Ayeti kerimler de 3-7-21-41 defa okunabilir
Şûra 52 ve 53 ayetler
وَكَذٰلِكَ اَوْحَيْنَٓا اِلَيْكَ رُوحًا مِنْ اَمْرِنَاۜ مَا كُنْتَ تَدْر۪ي مَا الْكِتَابُ وَلَا الْا۪يمَانُ وَلٰكِنْ جَعَلْنَاهُ نُورًا نَهْد۪ي بِه۪ مَنْ نَشَٓاءُ مِنْ عِبَادِنَاۜ وَاِنَّكَ لَتَهْد۪ٓي اِلٰى صِرَاطٍ مُسْتَق۪يمٍۙ ﴿٥٢﴾
صِرَاطِ اللّٰهِ الَّذ۪ي لَهُ مَا فِي السَّمٰوَاتِ وَمَا فِي الْاَرْضِۜ اَلَٓا اِلَى اللّٰهِ تَص۪يرُ الْاُمُورُ ﴿٥٣﴾
52 nci Ayet-i Kerim;“Ve kezalike evhayna ileyke ruhan min emrina, ma kunte tedri mel kitabu ve lel imanu ve lakin cealnahu nuren nehdi bihi men neşau min ibadina, ve inneke le tehdi ila sıratın mustekim.”
53 ncü Âyet-i Kerim
Sıratıllahillezi lehu ma fis semavati ve ma fil ard, e la ilallahi tesirul umur.
52: İşte biz böylece sana emrimizle ölü kalplere hayat bahşeden bu Kur’an’ı vahyettik. Yoksa daha önce sen kitap nedir, iman nedir, bilmezdin. Biz Kur’an’ı bir nûr kıldık ki, onunla kullarımızdan dilediğimizi doğru yola ulaştıralım. Sen de hiç şüphesiz insanlığı dosdoğru bir yola çağırmaktasın.
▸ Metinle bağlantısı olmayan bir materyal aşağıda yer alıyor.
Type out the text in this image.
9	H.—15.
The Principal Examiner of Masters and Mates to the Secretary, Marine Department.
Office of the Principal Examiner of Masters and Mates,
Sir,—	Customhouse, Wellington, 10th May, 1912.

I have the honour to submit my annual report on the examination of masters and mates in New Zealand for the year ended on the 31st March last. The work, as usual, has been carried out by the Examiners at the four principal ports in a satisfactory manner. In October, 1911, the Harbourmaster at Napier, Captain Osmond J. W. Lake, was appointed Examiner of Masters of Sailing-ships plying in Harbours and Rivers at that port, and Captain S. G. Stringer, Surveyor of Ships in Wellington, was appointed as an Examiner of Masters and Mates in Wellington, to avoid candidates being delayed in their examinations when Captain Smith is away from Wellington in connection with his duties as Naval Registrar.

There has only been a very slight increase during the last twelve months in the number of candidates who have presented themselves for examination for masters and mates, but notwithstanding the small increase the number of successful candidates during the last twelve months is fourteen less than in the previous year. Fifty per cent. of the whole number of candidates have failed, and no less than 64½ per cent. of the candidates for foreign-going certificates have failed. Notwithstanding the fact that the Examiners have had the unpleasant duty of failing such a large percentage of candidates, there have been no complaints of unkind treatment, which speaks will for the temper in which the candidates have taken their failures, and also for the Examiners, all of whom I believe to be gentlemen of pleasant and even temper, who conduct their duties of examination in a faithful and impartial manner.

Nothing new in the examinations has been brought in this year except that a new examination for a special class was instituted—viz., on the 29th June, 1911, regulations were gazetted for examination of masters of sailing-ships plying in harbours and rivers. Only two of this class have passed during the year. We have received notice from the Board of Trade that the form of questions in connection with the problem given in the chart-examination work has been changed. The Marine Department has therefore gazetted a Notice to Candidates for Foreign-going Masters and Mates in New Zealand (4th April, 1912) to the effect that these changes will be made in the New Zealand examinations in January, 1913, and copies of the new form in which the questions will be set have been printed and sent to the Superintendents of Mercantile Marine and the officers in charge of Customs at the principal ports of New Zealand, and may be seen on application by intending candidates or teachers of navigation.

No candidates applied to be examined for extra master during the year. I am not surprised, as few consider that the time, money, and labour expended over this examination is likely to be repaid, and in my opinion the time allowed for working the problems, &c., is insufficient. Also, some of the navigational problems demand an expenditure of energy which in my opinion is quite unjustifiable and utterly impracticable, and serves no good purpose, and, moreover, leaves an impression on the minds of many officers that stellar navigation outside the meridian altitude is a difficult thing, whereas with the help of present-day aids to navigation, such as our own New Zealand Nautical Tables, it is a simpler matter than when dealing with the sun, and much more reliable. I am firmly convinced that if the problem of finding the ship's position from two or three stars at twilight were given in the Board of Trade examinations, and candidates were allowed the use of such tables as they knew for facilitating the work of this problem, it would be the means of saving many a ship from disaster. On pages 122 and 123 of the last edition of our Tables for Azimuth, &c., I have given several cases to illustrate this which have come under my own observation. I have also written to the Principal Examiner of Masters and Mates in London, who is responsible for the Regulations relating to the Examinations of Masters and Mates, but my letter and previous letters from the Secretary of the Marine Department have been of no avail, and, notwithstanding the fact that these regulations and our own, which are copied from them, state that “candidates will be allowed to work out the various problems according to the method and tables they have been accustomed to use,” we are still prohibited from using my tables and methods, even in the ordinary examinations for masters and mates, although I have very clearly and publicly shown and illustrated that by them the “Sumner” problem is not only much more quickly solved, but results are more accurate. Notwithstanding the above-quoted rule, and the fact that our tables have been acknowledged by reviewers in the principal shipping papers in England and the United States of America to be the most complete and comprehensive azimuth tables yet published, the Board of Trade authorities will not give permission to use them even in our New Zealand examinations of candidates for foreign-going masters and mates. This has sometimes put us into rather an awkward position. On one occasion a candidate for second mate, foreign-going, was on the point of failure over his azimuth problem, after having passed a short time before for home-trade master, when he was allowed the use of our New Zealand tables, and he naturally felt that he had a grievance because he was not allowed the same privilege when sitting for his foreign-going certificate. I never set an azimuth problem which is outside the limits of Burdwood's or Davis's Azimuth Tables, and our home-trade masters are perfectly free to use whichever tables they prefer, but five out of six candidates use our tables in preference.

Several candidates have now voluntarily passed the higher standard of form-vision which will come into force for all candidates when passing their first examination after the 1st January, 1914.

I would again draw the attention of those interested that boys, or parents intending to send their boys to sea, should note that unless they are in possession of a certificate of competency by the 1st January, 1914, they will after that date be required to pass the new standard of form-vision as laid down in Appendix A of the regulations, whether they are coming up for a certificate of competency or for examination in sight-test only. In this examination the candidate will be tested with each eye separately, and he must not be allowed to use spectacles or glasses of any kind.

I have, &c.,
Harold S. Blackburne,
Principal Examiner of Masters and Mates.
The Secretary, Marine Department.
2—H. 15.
53: O Allah’ın yoluna ki, göklerde ne var, yerde ne varsa hepsi O’nundur. İyi bilin ki, neticede bütün işler Allah’a döner ve nihâî hükmü O verir.
TEFSİR:
Kur’ân-ı Kerîm’in bir ismi “ruh”tur. Bedenler ruh ile dirilip hayata kavuştuğu gibi, insanlar da dini hayatlarını Kur’ân ile diriltirler. Ölü kalpler ancak onunla hayat bulur. O, ruhların hayat vesilesidir. Gerçekten de Kur’ân, insanları küfür, şirk ve cehalet ölümünden kurtarıp iman, hidâyet ve ilim ile hakiki bir hayata ulaştıran en büyük vesiledir.
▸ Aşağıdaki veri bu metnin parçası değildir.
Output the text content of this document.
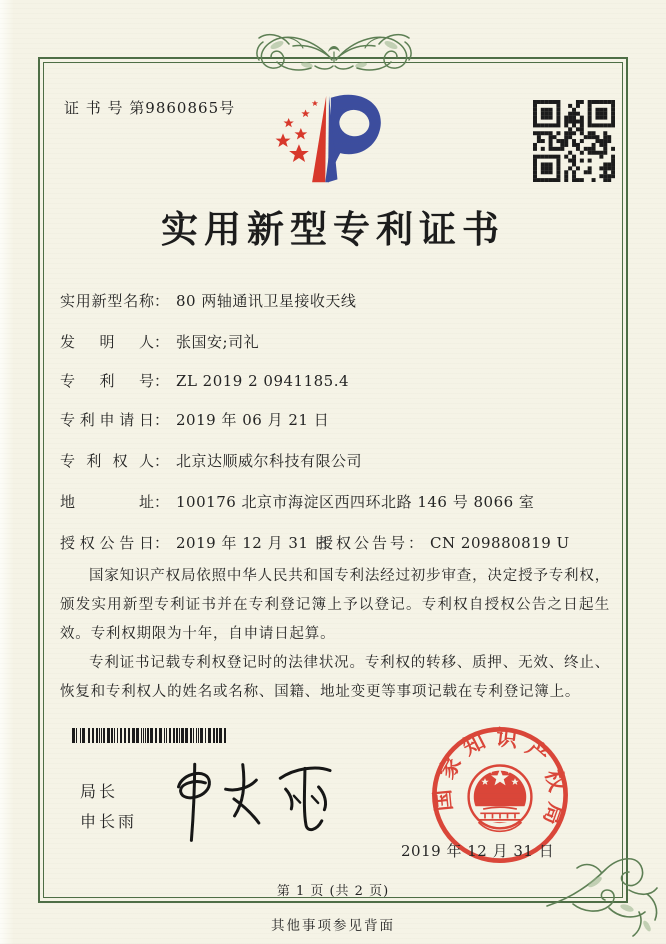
证 书 号 第9860865号
实用新型专利证书
实用新型名称： 80 两轴通讯卫星接收天线
发明人： 张国安;司礼
专利号： ZL 2019 2 0941185.4
专利申请日： 2019 年 06 月 21 日
专利权人： 北京达顺威尔科技有限公司
地址： 100176 北京市海淀区西四环北路 146 号 8066 室
授权公告日： 2019 年 12 月 31 日
授权公告号： CN 209880819 U

国家知识产权局依照中华人民共和国专利法经过初步审查，决定授予专利权，颁发实用新型专利证书并在专利登记簿上予以登记。专利权自授权公告之日起生效。专利权期限为十年，自申请日起算。

专利证书记载专利权登记时的法律状况。专利权的转移、质押、无效、终止、恢复和专利权人的姓名或名称、国籍、地址变更等事项记载在专利登记簿上。

局长
申长雨
国家知识产权局
2019 年 12 月 31 日
第 1 页 (共 2 页)
其他事项参见背面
Bunun izahı şöyle yapılabilir:
Beden kesif ve karanlık bir yapıya sahiptir. Ona ruh girdiğinde canlanır, latîf ve nûrânî olur. Böylece o nûrun tesiri beş duyuda da görülür. Aslında ruh da karanlık ve cehâletle malüldür. Kendisine akıl verildiğinde aydınlanır ve nurlanır. Aynı şekilde akıl da tam nûrânî, arınmış, saf ve aydın değildir. O, Allah’ın zatını, sıfatlarını, fiillerini, ruhlar ve maddeler âlemini, dünya ve âhiret âlemini tanıdığı nispette mükemmelleşir. Bu ilâhî bilgiler ise vahiy ile, özellikle Kur’ân nûru ile mükemmelleşmiş ve saflaşmıştır. Bu izah, mârifetullah ve Rabbânî keşiflerin ancak Kur’ân nûru ile kemâle erdiğini gösterir. İşte bu noktada, hakiki ruhun vahiy ve Kur’ân olduğu ortaya çıkar. (Fahreddin er-Râzî, Mefâtîhu’l-gayb, XIX, 175)
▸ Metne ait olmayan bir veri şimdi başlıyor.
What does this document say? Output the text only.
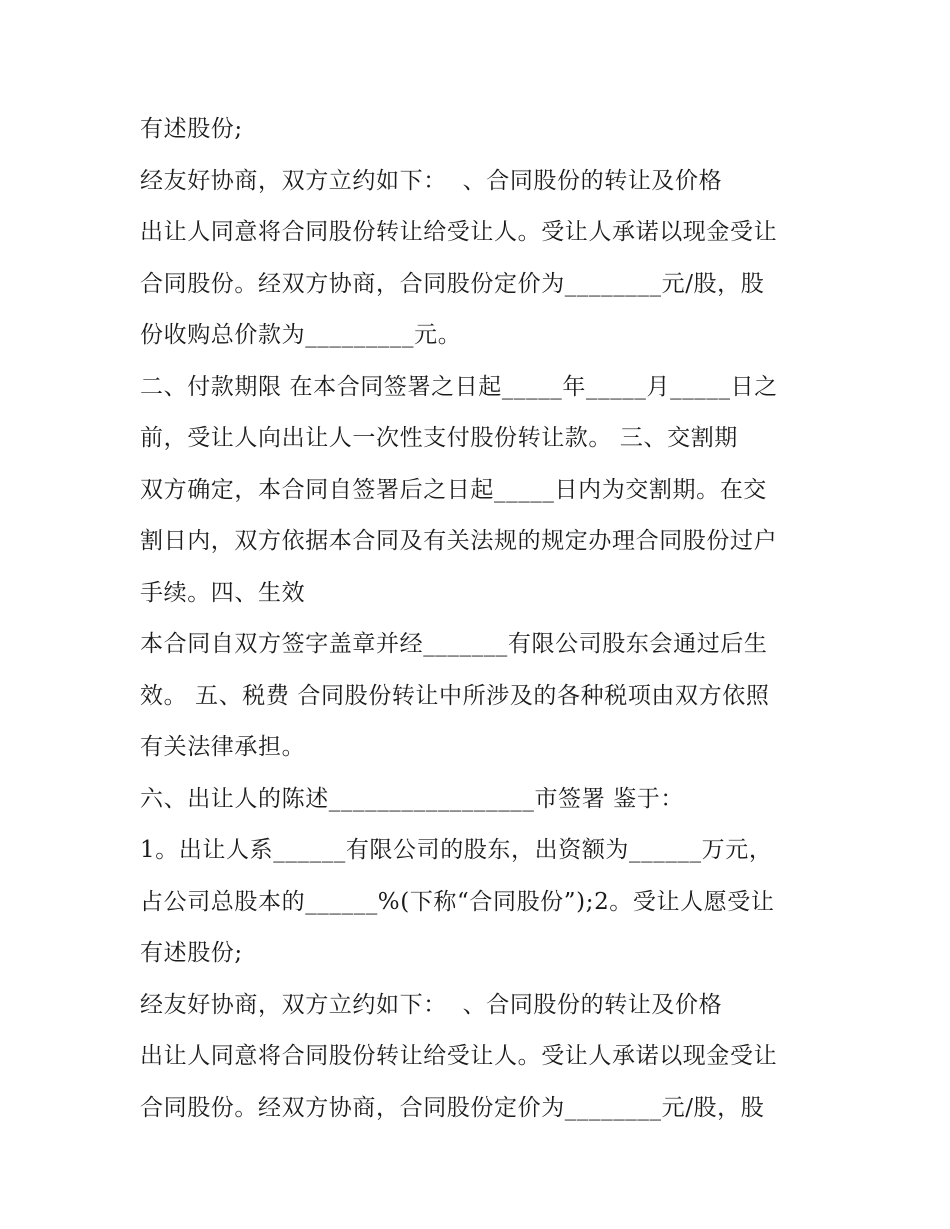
有述股份;
经友好协商，双方立约如下：  、合同股份的转让及价格
出让人同意将合同股份转让给受让人。受让人承诺以现金受让
合同股份。经双方协商，合同股份定价为________元/股，股
份收购总价款为_________元。
二、付款期限 在本合同签署之日起_____年_____月_____日之
前，受让人向出让人一次性支付股份转让款。 三、交割期
双方确定，本合同自签署后之日起_____日内为交割期。在交
割日内，双方依据本合同及有关法规的规定办理合同股份过户
手续。四、生效
本合同自双方签字盖章并经_______有限公司股东会通过后生
效。 五、税费 合同股份转让中所涉及的各种税项由双方依照
有关法律承担。
六、出让人的陈述_________________市签署 鉴于：
1。出让人系______有限公司的股东，出资额为______万元，
占公司总股本的______%(下称“合同股份”);2。受让人愿受让
有述股份;
经友好协商，双方立约如下：  、合同股份的转让及价格
出让人同意将合同股份转让给受让人。受让人承诺以现金受让
合同股份。经双方协商，合同股份定价为________元/股，股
Kur’ân-ı Kerîm’in bir ismi de “nûr”dur. O, aynen ışık gibi insanların yollarını aydınlatmakta, iman ve hidâyete erişmelerine vesile olmaktadır. Resûlullah (s.a.s.) de Kur’an’ı tebliğ ederek insanlığa dosdoğru yol olan Allah’ın yolunu göstermekle vazifelendirilmiştir. Ancak Kur’an’ın ve Peygamberimiz (s.a.s.)’in hidâyeti, sadece doğru yolu göstermek ve onu beyân etmektir. İnsanı, onun şahsi irade ve tercihini de dikkate alarak, o yola eriştirecek olan ise şüphesiz ki Cenâb-ı Hak’tır. Çünkü Allah Teâlâ Peygamberimiz (s.a.s.)’e hitâben: “Rasûlüm! Sen sevdiğini doğru yola erdiremezsin, lâkin Allah dilediğini doğru yola eriştirir. Çünkü, doğru yola girecek olanları en iyi O bilir” (Kasas 28/56) buyurmaktadır.